Unauthorised access to, interception of or interference with data.
86. (1) Subject to the Interception and Monitoring Prohibition Act, 1992 (Act No. 127 of 1993), a person who intentionally accesses or intercepts any data without authority or permission to do so, is guilty of an offence.
(2) A person who intentionally and without authority to do so, interferes with data in a way which causes such data to be modified, destroyed or otherwise rendered ineffective, is guilty of an offence.
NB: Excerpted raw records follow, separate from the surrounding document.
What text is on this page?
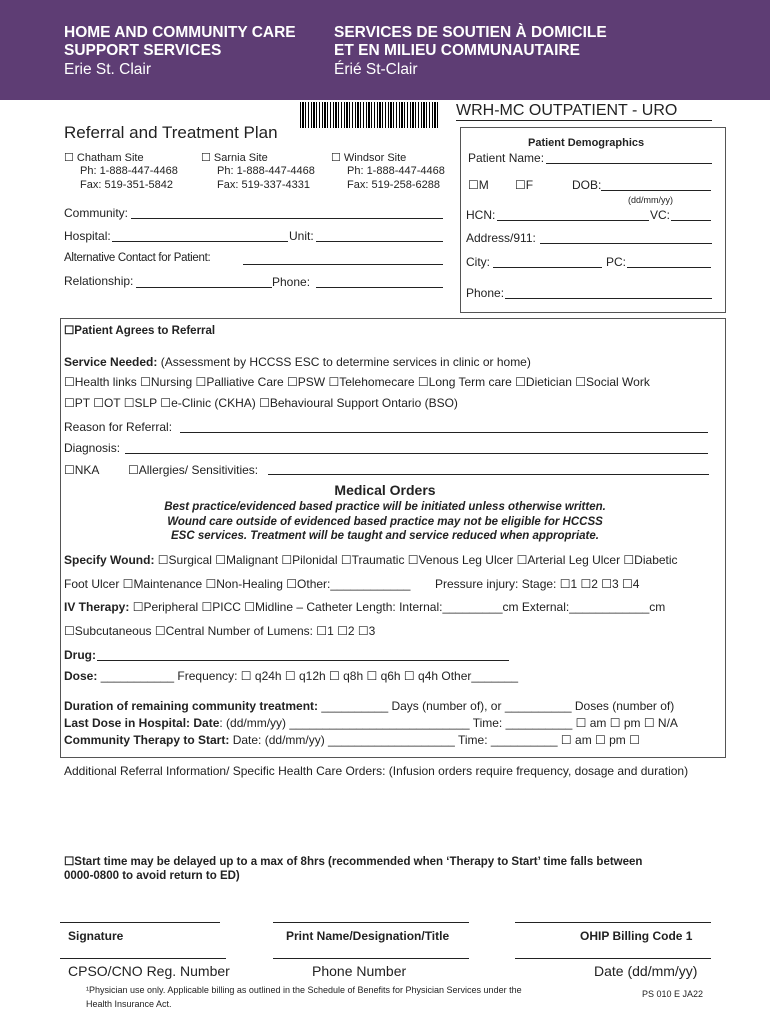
HOME AND COMMUNITY CARE
SUPPORT SERVICES
Erie St. Clair
SERVICES DE SOUTIEN À DOMICILE
ET EN MILIEU COMMUNAUTAIRE
Érié St-Clair
WRH-MC OUTPATIENT - URO
Referral and Treatment Plan
☐ Chatham Site
Ph: 1-888-447-4468
Fax: 519-351-5842
☐ Sarnia Site
Ph: 1-888-447-4468
Fax: 519-337-4331
☐ Windsor Site
Ph: 1-888-447-4468
Fax: 519-258-6288
Community:
Hospital:	Unit:
Alternative Contact for Patient:
Relationship:	Phone:
Patient Demographics
Patient Name:
☐M ☐F	DOB:
(dd/mm/yy)
HCN:	VC:
Address/911:
City:	PC:
Phone:
☐Patient Agrees to Referral
Service Needed: (Assessment by HCCSS ESC to determine services in clinic or home)
☐Health links ☐Nursing ☐Palliative Care ☐PSW ☐Telehomecare ☐Long Term care ☐Dietician ☐Social Work
☐PT ☐OT ☐SLP ☐e-Clinic (CKHA) ☐Behavioural Support Ontario (BSO)
Reason for Referral:
Diagnosis:
☐NKA ☐Allergies/ Sensitivities:
Medical Orders
Best practice/evidenced based practice will be initiated unless otherwise written.
Wound care outside of evidenced based practice may not be eligible for HCCSS
ESC services. Treatment will be taught and service reduced when appropriate.
Specify Wound: ☐Surgical ☐Malignant ☐Pilonidal ☐Traumatic ☐Venous Leg Ulcer ☐Arterial Leg Ulcer ☐Diabetic
Foot Ulcer ☐Maintenance ☐Non-Healing ☐Other:____________ Pressure injury: Stage: ☐1 ☐2 ☐3 ☐4
IV Therapy: ☐Peripheral ☐PICC ☐Midline – Catheter Length: Internal:_________cm External:____________cm
☐Subcutaneous ☐Central Number of Lumens: ☐1 ☐2 ☐3
Drug:
Dose: ___________ Frequency: ☐ q24h ☐ q12h ☐ q8h ☐ q6h ☐ q4h Other_______
Duration of remaining community treatment: __________ Days (number of), or __________ Doses (number of)
Last Dose in Hospital: Date: (dd/mm/yy) ___________________________ Time: __________ ☐ am ☐ pm ☐ N/A
Community Therapy to Start: Date: (dd/mm/yy) ___________________ Time: __________ ☐ am ☐ pm ☐
Additional Referral Information/ Specific Health Care Orders: (Infusion orders require frequency, dosage and duration)
☐Start time may be delayed up to a max of 8hrs (recommended when ‘Therapy to Start’ time falls between
0000-0800 to avoid return to ED)
Signature	Print Name/Designation/Title	OHIP Billing Code 1
CPSO/CNO Reg. Number	Phone Number	Date (dd/mm/yy)
¹Physician use only. Applicable billing as outlined in the Schedule of Benefits for Physician Services under the
Health Insurance Act.
PS 010 E JA22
(3) A person who unlawfully produces, sells, offers to sell, procures for use, designs, adapts for use, distributes or possess any device, including a computer program or a component, which is designed primarily to overcome security measures for the protection of data, or performs any of those acts with regard to a password, access code or any other similar kind of data with the intent to unlawfully utilise such item to contravene this section, is guilty of an offence.
(4) A person who utilises any device or computer program mentioned in subsection (3) in order to unlawfully overcome security measures designed to protect such data or access thereto, is guilty of an offence.
(5) A person who commits any act described in this section with the intent to interfere with access to an information system so as to constitute a denial, including a partial denial, of service to legitimate users is guilty of an offence.

Penalties
88. (1) A person convicted of an offence referred to in sections 37(3), 40(2), 58(2), 80(5), 82(2) or 86(1), (2) or (3) is liable to a fine or imprisonment for a period not exceeding 12 months.
(2) A person convicted of an offence referred to in sections 86(4) or (5) or section 87 is liable to a fine or imprisonment for a period not exceeding five years.